Markus stand schon beim Traktor und überprüfte irgendetwas am Räumschild. Als er mich bemerkte, winkte er mir fröhlich zu. „Na, bist du bereit?“ Seine Stimme war freundlich, aber trotzdem schlich sich die Angst in meine Gedanken zurück. Ich biss mir auf die Lippe. Warum konnte ich nicht einfach normal sein? Warum hatte ich Angst vor jemandem, der mir nichts getan hatte?
Ich wünschte, ich wäre größer. Große Jungen haben keine Angst. Große Jungen sind mutig. Ich wollte auch mutig sein.

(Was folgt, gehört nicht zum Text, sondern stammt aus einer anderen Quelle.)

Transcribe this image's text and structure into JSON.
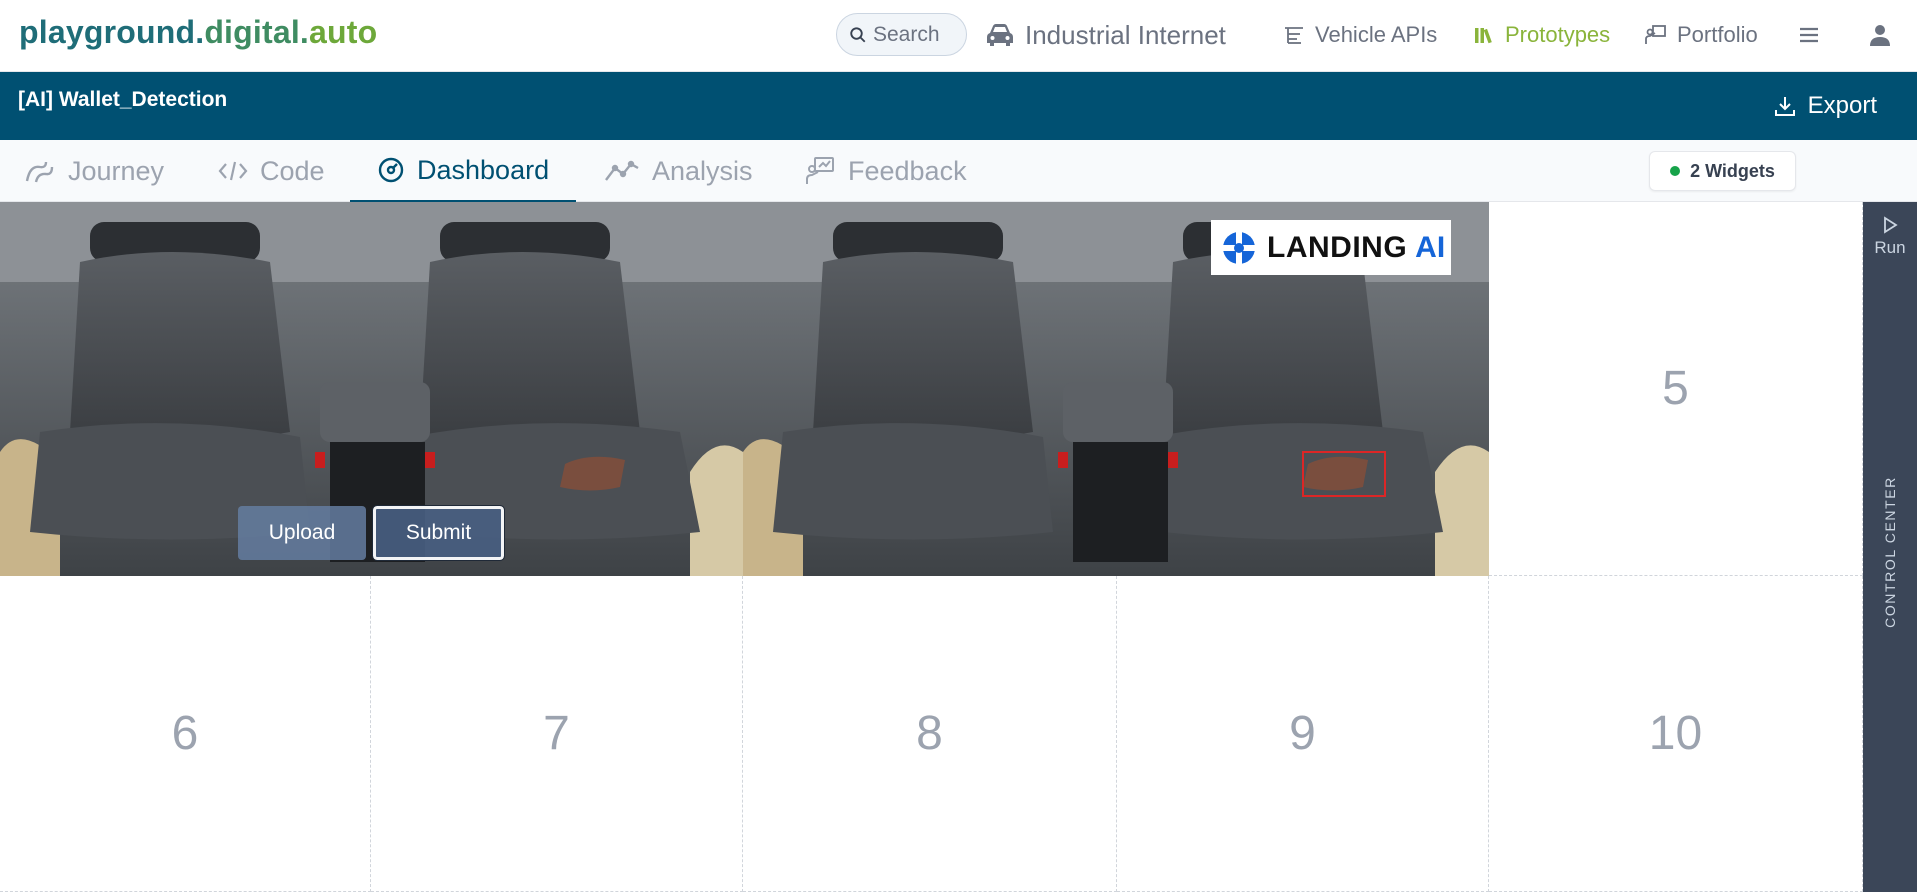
{
  "logo": {
    "part1": "playground.",
    "part2": "digital.",
    "part3": "auto"
  },
  "nav": {
    "search_placeholder": "Search",
    "items": [
      {
        "label": "Industrial Internet",
        "icon": "car-icon"
      },
      {
        "label": "Vehicle APIs",
        "icon": "tree-list-icon"
      },
      {
        "label": "Prototypes",
        "icon": "library-icon",
        "active_color": "#8ab43b"
      },
      {
        "label": "Portfolio",
        "icon": "presentation-icon"
      }
    ],
    "menu_icon": "hamburger-icon",
    "user_icon": "user-icon"
  },
  "header": {
    "title": "[AI] Wallet_Detection",
    "export_label": "Export",
    "bar_color": "#005072"
  },
  "tabs": [
    {
      "label": "Journey",
      "icon": "journey-icon"
    },
    {
      "label": "Code",
      "icon": "code-icon"
    },
    {
      "label": "Dashboard",
      "icon": "gauge-icon",
      "active": true
    },
    {
      "label": "Analysis",
      "icon": "chart-line-icon"
    },
    {
      "label": "Feedback",
      "icon": "feedback-icon"
    }
  ],
  "widgets_badge": "2 Widgets",
  "dashboard": {
    "widget1": {
      "upload_label": "Upload",
      "submit_label": "Submit"
    },
    "widget2": {
      "brand_text": "LANDING",
      "brand_accent": "AI"
    },
    "empty_cells": [
      "5",
      "6",
      "7",
      "8",
      "9",
      "10"
    ]
  },
  "control_center": {
    "run_label": "Run",
    "label": "CONTROL CENTER"
  }
}
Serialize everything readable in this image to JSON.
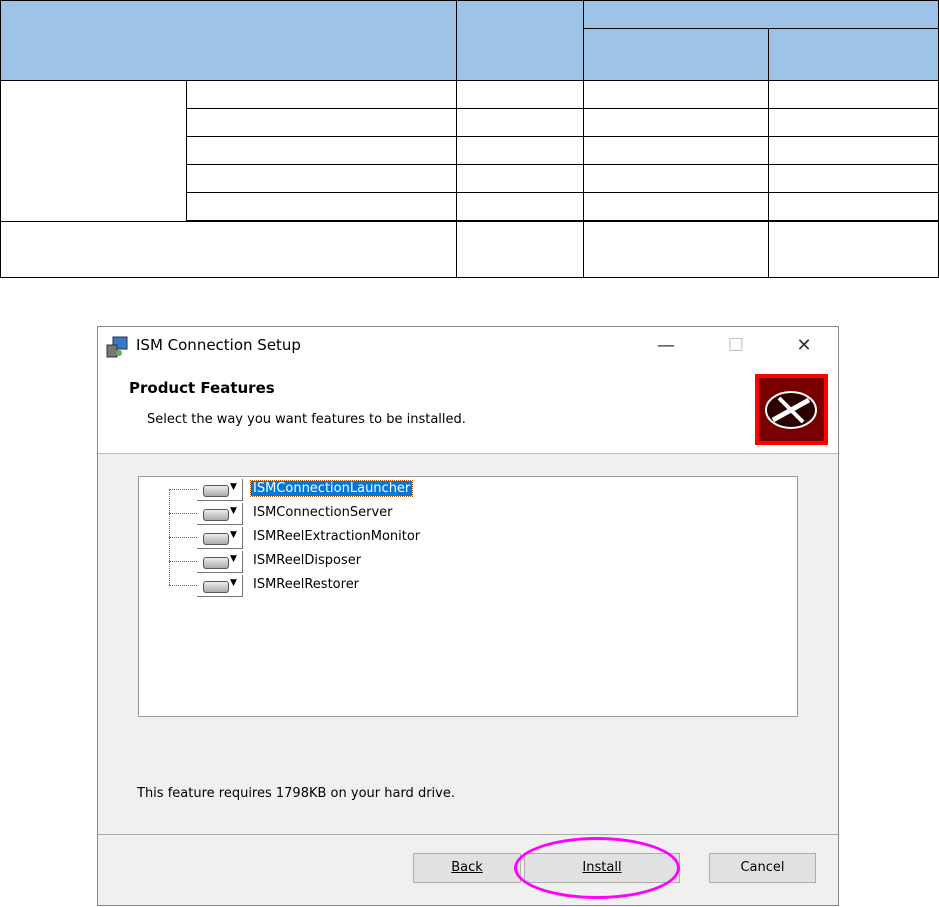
{
  "table": {
    "header_color": "#9dc3e6"
  },
  "dialog": {
    "title": "ISM Connection Setup",
    "window_controls": {
      "minimize": "—",
      "maximize": "☐",
      "close": "✕"
    },
    "header": {
      "title": "Product Features",
      "subtitle": "Select the way you want features to be installed."
    },
    "features": [
      {
        "label": "ISMConnectionLauncher",
        "selected": true
      },
      {
        "label": "ISMConnectionServer",
        "selected": false
      },
      {
        "label": "ISMReelExtractionMonitor",
        "selected": false
      },
      {
        "label": "ISMReelDisposer",
        "selected": false
      },
      {
        "label": "ISMReelRestorer",
        "selected": false
      }
    ],
    "status": "This feature requires 1798KB on your hard drive.",
    "buttons": {
      "back": "Back",
      "install": "Install",
      "cancel": "Cancel"
    },
    "highlight_color": "#ff00ff"
  }
}
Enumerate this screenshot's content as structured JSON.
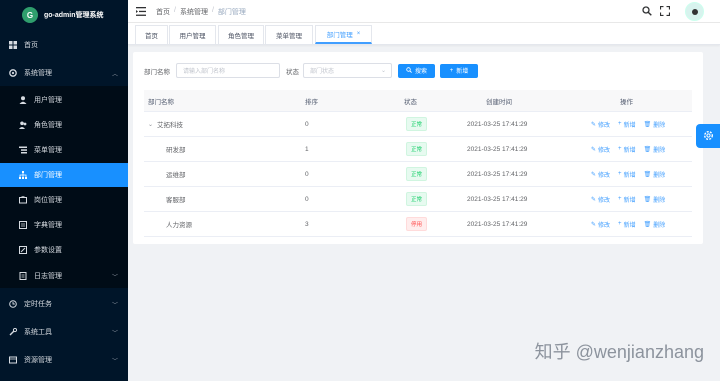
{
  "app": {
    "title": "go-admin管理系统",
    "logo_letter": "G"
  },
  "sidebar": {
    "items": [
      {
        "label": "首页",
        "icon": "dashboard-icon",
        "level": "top"
      },
      {
        "label": "系统管理",
        "icon": "setting-icon",
        "level": "top",
        "expanded": true
      },
      {
        "label": "用户管理",
        "icon": "user-icon",
        "level": "sub"
      },
      {
        "label": "角色管理",
        "icon": "peoples-icon",
        "level": "sub"
      },
      {
        "label": "菜单管理",
        "icon": "tree-table-icon",
        "level": "sub"
      },
      {
        "label": "部门管理",
        "icon": "tree-icon",
        "level": "sub",
        "active": true
      },
      {
        "label": "岗位管理",
        "icon": "post-icon",
        "level": "sub"
      },
      {
        "label": "字典管理",
        "icon": "dict-icon",
        "level": "sub"
      },
      {
        "label": "参数设置",
        "icon": "edit-icon",
        "level": "sub"
      },
      {
        "label": "日志管理",
        "icon": "log-icon",
        "level": "sub"
      },
      {
        "label": "定时任务",
        "icon": "job-icon",
        "level": "top"
      },
      {
        "label": "系统工具",
        "icon": "tool-icon",
        "level": "top"
      },
      {
        "label": "资源管理",
        "icon": "resource-icon",
        "level": "top"
      }
    ]
  },
  "header": {
    "breadcrumb": [
      "首页",
      "系统管理",
      "部门管理"
    ]
  },
  "tabs": [
    {
      "label": "首页"
    },
    {
      "label": "用户管理"
    },
    {
      "label": "角色管理"
    },
    {
      "label": "菜单管理"
    },
    {
      "label": "部门管理",
      "active": true,
      "close": "×"
    }
  ],
  "search": {
    "dept_label": "部门名称",
    "dept_placeholder": "请输入部门名称",
    "status_label": "状态",
    "status_placeholder": "部门状态",
    "search_button": "搜索",
    "add_button": "新增"
  },
  "table": {
    "columns": [
      "部门名称",
      "排序",
      "状态",
      "创建时间",
      "操作"
    ],
    "rows": [
      {
        "name": "艾拓科技",
        "sort": "0",
        "status": "正常",
        "status_type": "ok",
        "created": "2021-03-25 17:41:29",
        "indent": 0,
        "expandable": true
      },
      {
        "name": "研发部",
        "sort": "1",
        "status": "正常",
        "status_type": "ok",
        "created": "2021-03-25 17:41:29",
        "indent": 1
      },
      {
        "name": "运维部",
        "sort": "0",
        "status": "正常",
        "status_type": "ok",
        "created": "2021-03-25 17:41:29",
        "indent": 1
      },
      {
        "name": "客服部",
        "sort": "0",
        "status": "正常",
        "status_type": "ok",
        "created": "2021-03-25 17:41:29",
        "indent": 1
      },
      {
        "name": "人力资源",
        "sort": "3",
        "status": "停用",
        "status_type": "off",
        "created": "2021-03-25 17:41:29",
        "indent": 1
      }
    ],
    "ops": {
      "edit": "修改",
      "add": "新增",
      "delete": "删除"
    }
  },
  "watermark": "知乎 @wenjianzhang",
  "colors": {
    "sidebar_bg": "#001529",
    "accent": "#1890ff",
    "success": "#13ce66",
    "danger": "#ff4949"
  }
}
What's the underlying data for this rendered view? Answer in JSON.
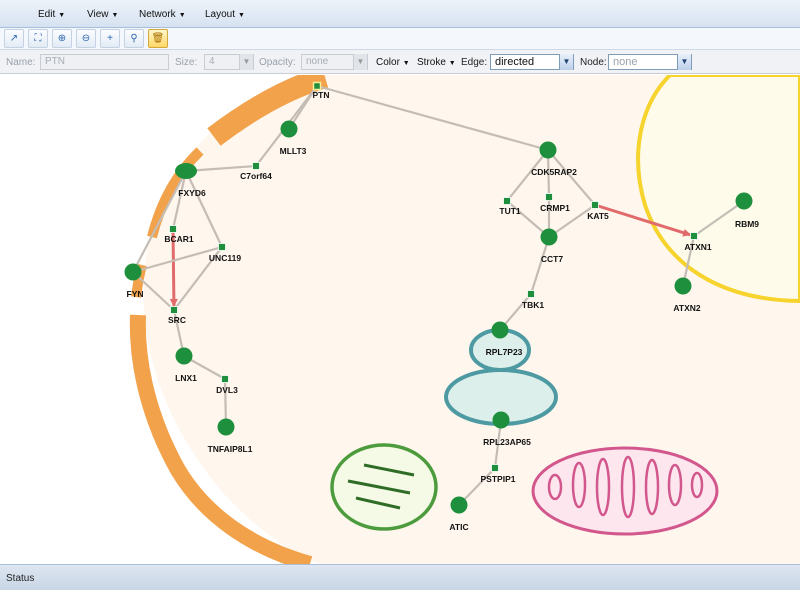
{
  "menubar": {
    "items": [
      "Edit",
      "View",
      "Network",
      "Layout"
    ]
  },
  "toolbar": {
    "buttons": [
      {
        "icon": "arrow-icon",
        "glyph": "↗"
      },
      {
        "icon": "fit-icon",
        "glyph": "⛶"
      },
      {
        "icon": "zoom-in-icon",
        "glyph": "⊕"
      },
      {
        "icon": "zoom-out-icon",
        "glyph": "⊖"
      },
      {
        "icon": "add-icon",
        "glyph": "+"
      },
      {
        "icon": "link-icon",
        "glyph": "⚲"
      },
      {
        "icon": "trash-icon",
        "glyph": "🗑"
      }
    ]
  },
  "properties": {
    "name_label": "Name:",
    "name_value": "PTN",
    "size_label": "Size:",
    "size_value": "4",
    "opacity_label": "Opacity:",
    "opacity_value": "none",
    "color_label": "Color",
    "stroke_label": "Stroke",
    "edge_label": "Edge:",
    "edge_value": "directed",
    "node_label": "Node:",
    "node_value": "none"
  },
  "graph": {
    "nodes": [
      {
        "id": "PTN",
        "label": "PTN",
        "shape": "square"
      },
      {
        "id": "MLLT3",
        "label": "MLLT3",
        "shape": "circle"
      },
      {
        "id": "C7orf64",
        "label": "C7orf64",
        "shape": "square"
      },
      {
        "id": "FXYD6",
        "label": "FXYD6",
        "shape": "ellipse"
      },
      {
        "id": "BCAR1",
        "label": "BCAR1",
        "shape": "square"
      },
      {
        "id": "UNC119",
        "label": "UNC119",
        "shape": "square"
      },
      {
        "id": "FYN",
        "label": "FYN",
        "shape": "circle"
      },
      {
        "id": "SRC",
        "label": "SRC",
        "shape": "square"
      },
      {
        "id": "LNX1",
        "label": "LNX1",
        "shape": "circle"
      },
      {
        "id": "DVL3",
        "label": "DVL3",
        "shape": "square"
      },
      {
        "id": "TNFAIP8L1",
        "label": "TNFAIP8L1",
        "shape": "circle"
      },
      {
        "id": "CDK5RAP2",
        "label": "CDK5RAP2",
        "shape": "circle"
      },
      {
        "id": "TUT1",
        "label": "TUT1",
        "shape": "square"
      },
      {
        "id": "CRMP1",
        "label": "CRMP1",
        "shape": "square"
      },
      {
        "id": "KAT5",
        "label": "KAT5",
        "shape": "square"
      },
      {
        "id": "CCT7",
        "label": "CCT7",
        "shape": "circle"
      },
      {
        "id": "TBK1",
        "label": "TBK1",
        "shape": "square"
      },
      {
        "id": "RPL7P23",
        "label": "RPL7P23",
        "shape": "circle"
      },
      {
        "id": "RPL23AP65",
        "label": "RPL23AP65",
        "shape": "circle"
      },
      {
        "id": "PSTPIP1",
        "label": "PSTPIP1",
        "shape": "square"
      },
      {
        "id": "ATIC",
        "label": "ATIC",
        "shape": "circle"
      },
      {
        "id": "ATXN1",
        "label": "ATXN1",
        "shape": "square"
      },
      {
        "id": "RBM9",
        "label": "RBM9",
        "shape": "circle"
      },
      {
        "id": "ATXN2",
        "label": "ATXN2",
        "shape": "circle"
      }
    ],
    "edges": [
      {
        "source": "PTN",
        "target": "MLLT3",
        "directed": false
      },
      {
        "source": "PTN",
        "target": "C7orf64",
        "directed": false
      },
      {
        "source": "PTN",
        "target": "CDK5RAP2",
        "directed": false
      },
      {
        "source": "C7orf64",
        "target": "FXYD6",
        "directed": false
      },
      {
        "source": "FXYD6",
        "target": "BCAR1",
        "directed": false
      },
      {
        "source": "FXYD6",
        "target": "UNC119",
        "directed": false
      },
      {
        "source": "FXYD6",
        "target": "FYN",
        "directed": false
      },
      {
        "source": "BCAR1",
        "target": "SRC",
        "directed": true
      },
      {
        "source": "UNC119",
        "target": "FYN",
        "directed": false
      },
      {
        "source": "UNC119",
        "target": "SRC",
        "directed": false
      },
      {
        "source": "FYN",
        "target": "SRC",
        "directed": false
      },
      {
        "source": "SRC",
        "target": "LNX1",
        "directed": false
      },
      {
        "source": "LNX1",
        "target": "DVL3",
        "directed": false
      },
      {
        "source": "DVL3",
        "target": "TNFAIP8L1",
        "directed": false
      },
      {
        "source": "CDK5RAP2",
        "target": "TUT1",
        "directed": false
      },
      {
        "source": "CDK5RAP2",
        "target": "CRMP1",
        "directed": false
      },
      {
        "source": "CDK5RAP2",
        "target": "KAT5",
        "directed": false
      },
      {
        "source": "TUT1",
        "target": "CCT7",
        "directed": false
      },
      {
        "source": "CRMP1",
        "target": "CCT7",
        "directed": false
      },
      {
        "source": "KAT5",
        "target": "CCT7",
        "directed": false
      },
      {
        "source": "KAT5",
        "target": "ATXN1",
        "directed": true
      },
      {
        "source": "CCT7",
        "target": "TBK1",
        "directed": false
      },
      {
        "source": "TBK1",
        "target": "RPL7P23",
        "directed": false
      },
      {
        "source": "RPL23AP65",
        "target": "PSTPIP1",
        "directed": false
      },
      {
        "source": "PSTPIP1",
        "target": "ATIC",
        "directed": false
      },
      {
        "source": "ATXN1",
        "target": "RBM9",
        "directed": false
      },
      {
        "source": "ATXN1",
        "target": "ATXN2",
        "directed": false
      }
    ]
  },
  "colors": {
    "node": "#1e8f3c",
    "edge": "#c4bdb5",
    "directed_edge": "#e16a6a",
    "membrane": "#f2a24a",
    "cytoplasm": "#fff7ee",
    "nucleus_border": "#f6d32d",
    "nucleus_fill": "#fffbea",
    "er_border": "#4e9aa3",
    "er_fill": "#dcefea",
    "chloroplast_border": "#4c9b3c",
    "chloroplast_fill": "#f5fae6",
    "mitochondrion": "#d2578c"
  },
  "status": {
    "text": "Status"
  }
}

Aber als Markus mir eine Hand hinhielt, um mir auf den Traktor zu helfen, zuckte ich unwillkürlich zurück. Ich wollte nicht, dass er mich anfasst. Mein Herz klopfte viel zu schnell, und ich wusste nicht, was ich tun sollte.
„Alles gut, Florian“, sagte er ruhig und zog die Hand wieder zurück. „Du kannst auch alleine hochklettern, wenn du willst.“
Er wartete geduldig, ohne mich zu drängen. Ich wagte einen kurzen Blick zu Annette. Sie nickte mir ermutigend zu.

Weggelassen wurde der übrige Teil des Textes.